Читаем Пьер Перекати-поле полностью

Он позвал Мета, служившего у него уже три года и выучившегося местному наречию, и приказал ему быть переводчиком между труппой и теми рабочими, которые понадобятся ей. С этой минуты Мета, страстно полюбивший нас, расставался с нами только для того, чтобы одевать и брить князя.

Это был умный, отважный и испорченный малый, настоящий парижский уличный мальчишка, хвалившийся тем, что не раз бывал на баррикадах. Он видел Рашель на даровых представлениях и, вполне убежденный в том, что ее между нами не было, лукаво соглашался с фантазией своего господина, на которого он имел такое влияние, какое приобретают на нас балованные дети. Таким образом, он был главным автором романа, навстречу приключениям которого мы шли.

Леон сильно порицал Белламара, утверждая, что мы иезуитски эксплуатируем имя Рашели. Империа было крайне неприятно служить предлогом этого обмана князем его приглашенных; но князь вносил в это такую упорную или так ловко подделанную добросовестность, все наши усилия разуверить его оказались до того тщетными, что всякая щепетильность с нашей стороны пропала, и мы стали весело готовиться играть Корнеля и Расина в монастыре-дворце и крепости святого Климентия.
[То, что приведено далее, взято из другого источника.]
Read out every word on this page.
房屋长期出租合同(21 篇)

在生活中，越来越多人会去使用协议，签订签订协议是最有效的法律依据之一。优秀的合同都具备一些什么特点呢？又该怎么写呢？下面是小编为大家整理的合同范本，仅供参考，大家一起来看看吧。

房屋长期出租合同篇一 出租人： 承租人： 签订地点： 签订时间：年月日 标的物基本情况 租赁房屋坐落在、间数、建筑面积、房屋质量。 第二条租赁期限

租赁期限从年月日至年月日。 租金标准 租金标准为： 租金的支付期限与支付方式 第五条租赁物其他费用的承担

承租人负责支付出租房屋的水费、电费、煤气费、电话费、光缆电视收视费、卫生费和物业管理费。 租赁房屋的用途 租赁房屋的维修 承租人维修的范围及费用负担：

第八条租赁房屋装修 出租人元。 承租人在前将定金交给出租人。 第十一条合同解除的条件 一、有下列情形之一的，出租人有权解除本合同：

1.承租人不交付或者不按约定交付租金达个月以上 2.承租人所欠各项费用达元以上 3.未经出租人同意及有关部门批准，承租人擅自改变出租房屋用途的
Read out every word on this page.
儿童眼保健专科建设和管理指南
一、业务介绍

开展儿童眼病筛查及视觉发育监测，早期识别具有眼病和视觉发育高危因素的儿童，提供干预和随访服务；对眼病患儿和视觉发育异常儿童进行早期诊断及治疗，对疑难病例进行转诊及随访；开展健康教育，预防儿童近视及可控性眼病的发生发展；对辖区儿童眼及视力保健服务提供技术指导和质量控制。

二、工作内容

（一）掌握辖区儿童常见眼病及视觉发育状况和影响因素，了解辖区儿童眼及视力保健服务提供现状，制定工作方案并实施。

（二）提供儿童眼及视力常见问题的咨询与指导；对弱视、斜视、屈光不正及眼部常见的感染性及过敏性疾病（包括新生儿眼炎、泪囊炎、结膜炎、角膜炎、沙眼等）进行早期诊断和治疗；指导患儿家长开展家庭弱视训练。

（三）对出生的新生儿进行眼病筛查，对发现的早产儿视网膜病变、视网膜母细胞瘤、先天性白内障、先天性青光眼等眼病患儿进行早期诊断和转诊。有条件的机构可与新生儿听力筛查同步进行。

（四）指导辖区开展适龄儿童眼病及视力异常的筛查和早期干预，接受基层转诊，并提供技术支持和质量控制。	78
Лучшей театральной залы, чем монументальная библиотека, и найти было нельзя. Там можно было поместить 400 человек публики — максимум, указанный самим князем, и устроить прехорошенькую маленькую сцену с кулисами, уборными и выходами. Прочные полки, на которых некогда стояли толстые тома рукописей и печатные книги на всех языках, были сняты и прикреплены так, что получилась прекрасная эстрада для публики. Рабочих у нас было вволю, и это были люди очень деятельные и покорные. Это были солдаты из княжеской армии. Два монаха из нового монастыря, думая, что работают для церкви, расписали нам водяными красками в греческо-византийском стиле переднюю рамку и передние неподвижные кулисы. Огромный ковер заменил нам занавес; это было немножко тяжело, и для управления им требовалось четыре человека, но нас это не касалось. Моранбуа взял на себя устройство декорации, что он умел делать как никто. Леон нарисовал ее, а я раскрасил с помощью Белламара и Марко. Задняя декорация классического перистиля для трагедии была уже исправлена в Гравозе. Ламбеск починил как мог попорченные инструменты. Оркестр, то есть заменявший его наш квартет, был спрятан за кулисы для того, чтобы участвующие в спектакле актеры могли исполнять время от времени свои партии, не рискуя быть увиденными играющими на скрипке или контрабасе в костюме императора или наперсника. Белламар придумал нововведение: кто-нибудь из артистов в конце или в начале акта, заменяя хор, читал стихи. Стихи эти, написанные в подражание древним текстам, были очень хороши; автор их был Леон. Оркестр аккомпанировал им в серьезном и монотонном ритме, мною составленном, то есть уворованном, но производившем должный эффект.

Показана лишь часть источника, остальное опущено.